L’avv. Marchetti definisce “del tutto inaccettabili” le dichiarazioni fatte in questi giorni alla stampa , che suscitano “fortissime preoccupazioni e grave sconcerto nei miei assistiti che si ritengono assolutamente lesi nel proprio diritto di liberamente disporre della loro proprietà e che interpretano tale atteggiamento come l’ennesimo atto di una vera e propria persecuzione perpetrata, fin dagli anni ’90, nei confronti della Famiglia Festari, da parte dell’Amministrazione che Lei oggi rappresenta”.

Al sindaco, il legale ricorda che il comune di Arezzo “é stato anche ritenuto gravemente inadempiente quanto all’adeguata conservazione dei beni facenti parte dell’Archivio e conseguentemente ha subito la condanna generica al risarcimento dei danni (tuttora in corso di quantificazione) quali procurati ai legittimi proprietari dei beni per aver smarrito rilevanti porzioni di documenti facenti parte dell’Archivio stesso”. Marchetti sottolinea poi il valore dell’archivio, che il comune avrebbe cercato di acquisire per meno di due milioni di euro, sottolineando che tra le tante carte preziose che contiene “figurano 17 lettere con sonetti e disegni del Michelangelo e che già nel 2002 un solo disegno attribuibile al Buonarroti fu aggiudicato da primaria casa d’aste internazionale per la cifra di 11 milioni di euro”.

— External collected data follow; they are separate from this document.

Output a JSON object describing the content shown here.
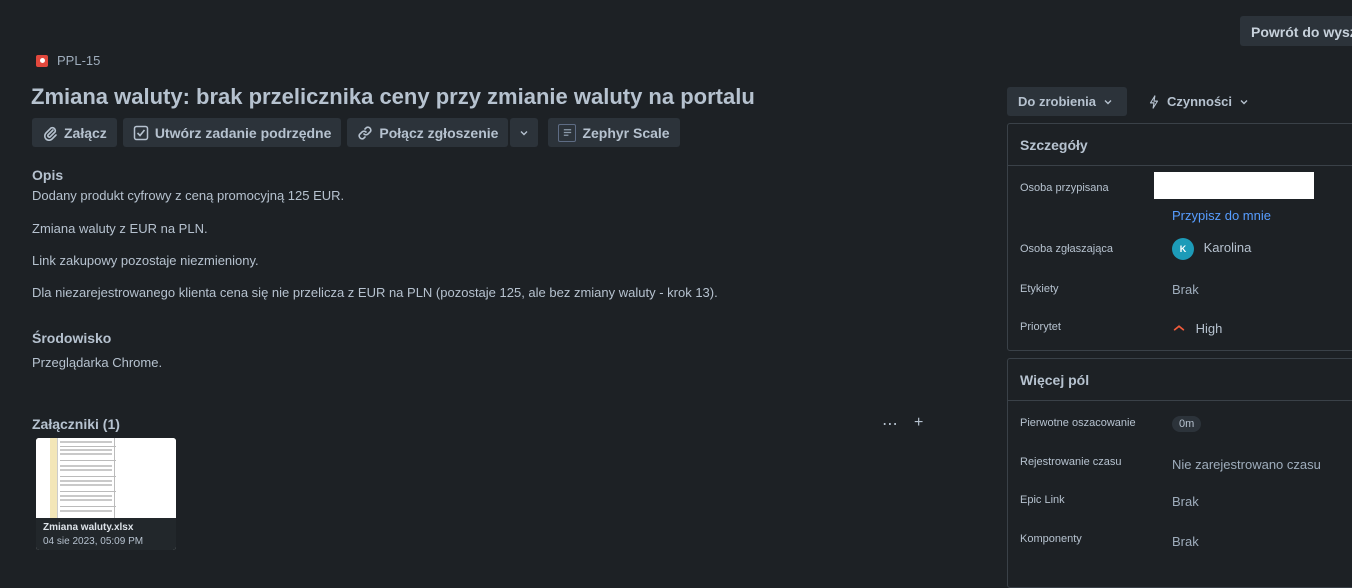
{
  "header": {
    "back_label": "Powrót do wyszukiwania"
  },
  "issue": {
    "key": "PPL-15",
    "type_icon": "bug-icon",
    "title": "Zmiana waluty: brak przelicznika ceny przy zmianie waluty na portalu"
  },
  "toolbar": {
    "attach_label": "Załącz",
    "subtask_label": "Utwórz zadanie podrzędne",
    "link_label": "Połącz zgłoszenie",
    "zephyr_label": "Zephyr Scale"
  },
  "description": {
    "heading": "Opis",
    "lines": [
      "Dodany produkt cyfrowy z ceną promocyjną 125 EUR.",
      "Zmiana waluty z EUR na PLN.",
      "Link zakupowy pozostaje niezmieniony.",
      "Dla niezarejestrowanego klienta cena się nie przelicza z EUR na PLN (pozostaje 125, ale bez zmiany waluty - krok 13)."
    ]
  },
  "environment": {
    "heading": "Środowisko",
    "value": "Przeglądarka Chrome."
  },
  "attachments": {
    "heading": "Załączniki (1)",
    "more_icon": "more-icon",
    "add_icon": "plus-icon",
    "items": [
      {
        "name": "Zmiana waluty.xlsx",
        "date": "04 sie 2023, 05:09 PM"
      }
    ]
  },
  "status": {
    "label": "Do zrobienia",
    "actions_label": "Czynności"
  },
  "details": {
    "heading": "Szczegóły",
    "assignee_label": "Osoba przypisana",
    "assign_me": "Przypisz do mnie",
    "reporter_label": "Osoba zgłaszająca",
    "reporter_initial": "K",
    "reporter_name": "Karolina",
    "labels_label": "Etykiety",
    "labels_value": "Brak",
    "priority_label": "Priorytet",
    "priority_value": "High"
  },
  "more_fields": {
    "heading": "Więcej pól",
    "estimate_label": "Pierwotne oszacowanie",
    "estimate_value": "0m",
    "time_label": "Rejestrowanie czasu",
    "time_value": "Nie zarejestrowano czasu",
    "epic_label": "Epic Link",
    "epic_value": "Brak",
    "components_label": "Komponenty",
    "components_value": "Brak"
  },
  "colors": {
    "background": "#1d2125",
    "accent_link": "#579dff",
    "bug": "#e2483d",
    "priority_high": "#f15b3b"
  }
}
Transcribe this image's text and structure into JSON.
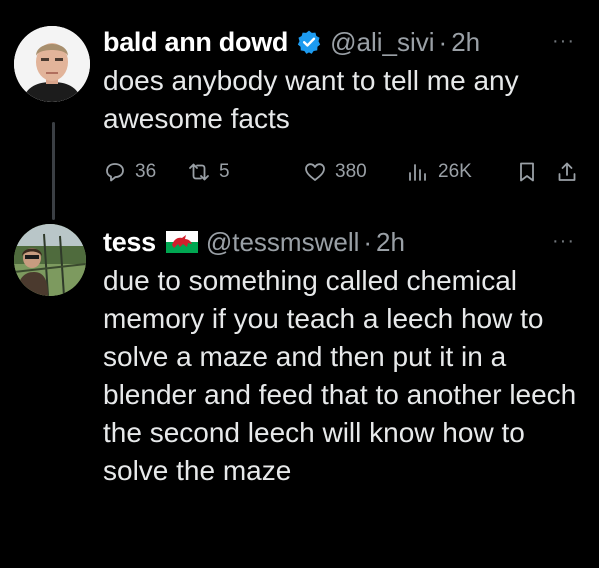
{
  "tweets": [
    {
      "name": "bald ann dowd",
      "handle": "@ali_sivi",
      "separator": "·",
      "time": "2h",
      "more": "···",
      "text": "does anybody want to tell me any awesome facts",
      "verified": true,
      "actions": {
        "replies": "36",
        "retweets": "5",
        "likes": "380",
        "views": "26K"
      }
    },
    {
      "name": "tess",
      "handle": "@tessmswell",
      "separator": "·",
      "time": "2h",
      "more": "···",
      "text": "due to something called chemical memory if you teach a leech how to solve a maze and then put it in a blender and feed that to another leech the second leech will know how to solve the maze"
    }
  ],
  "colors": {
    "background": "#000000",
    "text": "#e7e9ea",
    "muted": "#71767b",
    "verified": "#1d9bf0",
    "thread_line": "#3b3f44"
  },
  "icons": [
    "verified-badge-icon",
    "wales-flag-icon",
    "reply-icon",
    "retweet-icon",
    "like-icon",
    "views-icon",
    "bookmark-icon",
    "share-icon",
    "more-icon"
  ]
}
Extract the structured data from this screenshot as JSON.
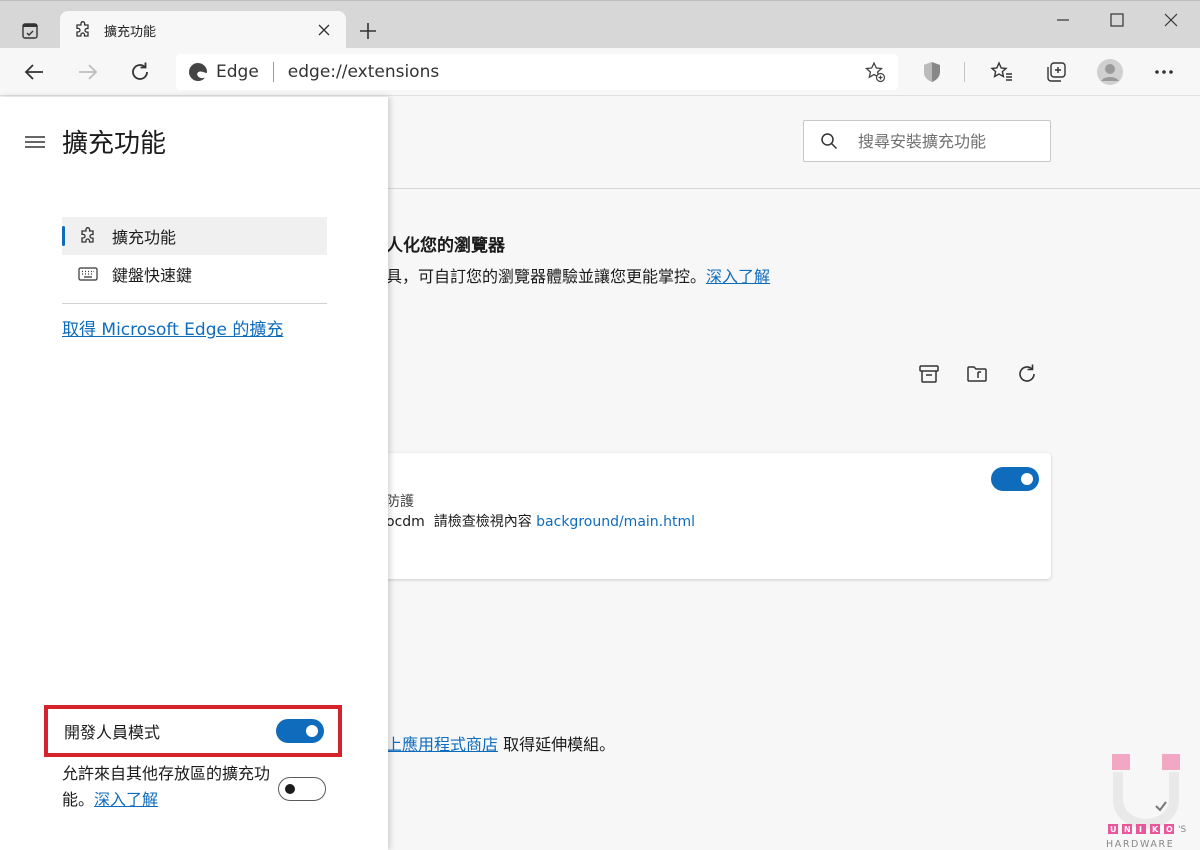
{
  "window": {
    "tab_title": "擴充功能",
    "minimize_symbol": "—",
    "maximize_symbol": "☐",
    "close_symbol": "✕"
  },
  "address_bar": {
    "site_name": "Edge",
    "url": "edge://extensions"
  },
  "side_panel": {
    "title": "擴充功能",
    "nav_items": [
      {
        "label": "擴充功能",
        "icon": "puzzle-icon",
        "active": true
      },
      {
        "label": "鍵盤快速鍵",
        "icon": "keyboard-icon",
        "active": false
      }
    ],
    "get_extensions_link": "取得 Microsoft Edge 的擴充",
    "developer_mode_label": "開發人員模式",
    "developer_mode_on": true,
    "allow_other_stores_text": "允許來自其他存放區的擴充功能。",
    "allow_other_stores_link": "深入了解",
    "allow_other_stores_on": false
  },
  "main": {
    "search_placeholder": "搜尋安裝擴充功能",
    "promo_title_fragment": "人化您的瀏覽器",
    "promo_desc_fragment": "具，可自訂您的瀏覽器體驗並讓您更能掌控。",
    "promo_link": "深入了解",
    "extension_card": {
      "desc_fragment": "防護",
      "inspect_prefix": "ocdm",
      "inspect_label": "請檢查檢視內容",
      "inspect_link": "background/main.html",
      "enabled": true
    },
    "store_link_fragment": "上應用程式商店",
    "store_suffix": " 取得延伸模組。"
  },
  "colors": {
    "accent": "#0f6cbd",
    "highlight_border": "#d6222a"
  }
}
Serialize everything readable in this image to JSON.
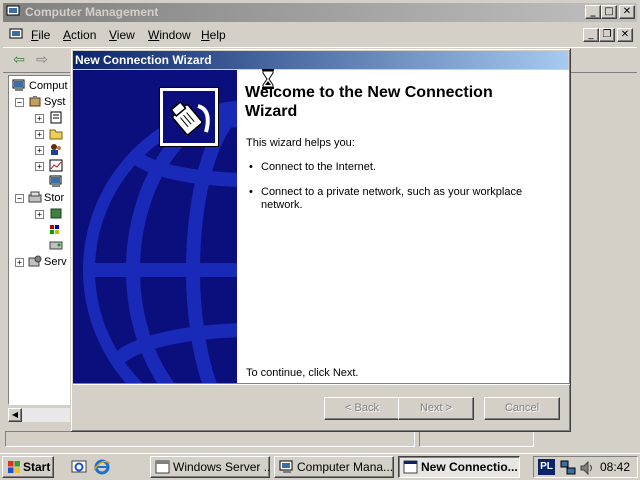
{
  "main_window": {
    "title": "Computer Management",
    "menu": [
      "File",
      "Action",
      "View",
      "Window",
      "Help"
    ],
    "tree": [
      {
        "label": "Comput",
        "expander": "none"
      },
      {
        "label": "Syst",
        "expander": "minus"
      },
      {
        "label": "Stor",
        "expander": "minus"
      },
      {
        "label": "Serv",
        "expander": "plus"
      }
    ]
  },
  "wizard": {
    "title": "New Connection Wizard",
    "heading": "Welcome to the New Connection Wizard",
    "intro": "This wizard helps you:",
    "bullets": [
      "Connect to the Internet.",
      "Connect to a private network, such as your workplace network."
    ],
    "continue_text": "To continue, click Next.",
    "buttons": {
      "back": "< Back",
      "next": "Next >",
      "cancel": "Cancel"
    }
  },
  "taskbar": {
    "start": "Start",
    "tasks": [
      {
        "label": "Windows Server ...",
        "active": false
      },
      {
        "label": "Computer Mana...",
        "active": false
      },
      {
        "label": "New Connectio...",
        "active": true
      }
    ],
    "language": "PL",
    "clock": "08:42"
  },
  "colors": {
    "wizard_title_start": "#0a246a",
    "wizard_title_end": "#a6caf0",
    "wizard_side_panel": "#0b0f7e",
    "inactive_title_start": "#808080",
    "inactive_title_end": "#c0c0c0"
  },
  "icons": [
    "computer-management-icon",
    "back-arrow-icon",
    "forward-arrow-icon",
    "network-cable-icon",
    "globe-icon",
    "hourglass-icon",
    "windows-logo-icon",
    "ie-icon",
    "desktop-icon",
    "network-tray-icon",
    "volume-icon"
  ]
}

Anche per questo, prosegue il legale, “i miei assistiti non sono assolutamente disponibili a tollerare ingerenze di alcun tipo che si pongano al di fuori della legalità e dalle quali possa derivare anche solo l’eventualità che le loro legittime aspettative di alienare il compendio dei beni in questione possano risultare pregiudicate”.

Fa sentire la sua autorevole opinione Vittorio Sgarbi:  “Il valore dell’archivio Vasari è di circa 15 milioni di euro. Io conosco la questione perché questo bene è stato proposto a me in diverse occasioni. Ho parlato con il proprietario, mi è stato chiesto di visitare l’archivio, l’ho visitato, lo conosco, e la cifra massima che mi avevano chiesto quando me ne parlavano era di 20-25 miliardi di vecchie lire, il che vuol dire esattamente 10, 15 milioni di euro. Questo è il valore”.

“Un dipinto di Caravaggio vale 80, 90, 50 milioni di euro. Un dipinto di Van Gogh vale 80, 90 milioni di euro, non un miliardo di euro.  Anche la cosa che vale di più, non può avere un valore moltiplicato per 10”. “Anche un russo, e certamente non fesso, tanto che non esiste, non potrebbe entrare in una partita così grossolana da pagare 150 milioni ciò che ne vale 15. Che valga 15 milioni lo prova il fatto che questa è la cifra che fu a suo tempo a me proposta, non ovviamente come acquisto personale ma per trovare un museo, una fondazione”.

Secondo Sgarbi: “La burla è confermata inoltre dal fatto che non esiste alcuna possibilità di trarre un beneficio attivo da un bene il cui vincolo ti pone una serie di limitazioni nel suo uso, e anche nella necessità di farlo vedere, conoscere e conservare”.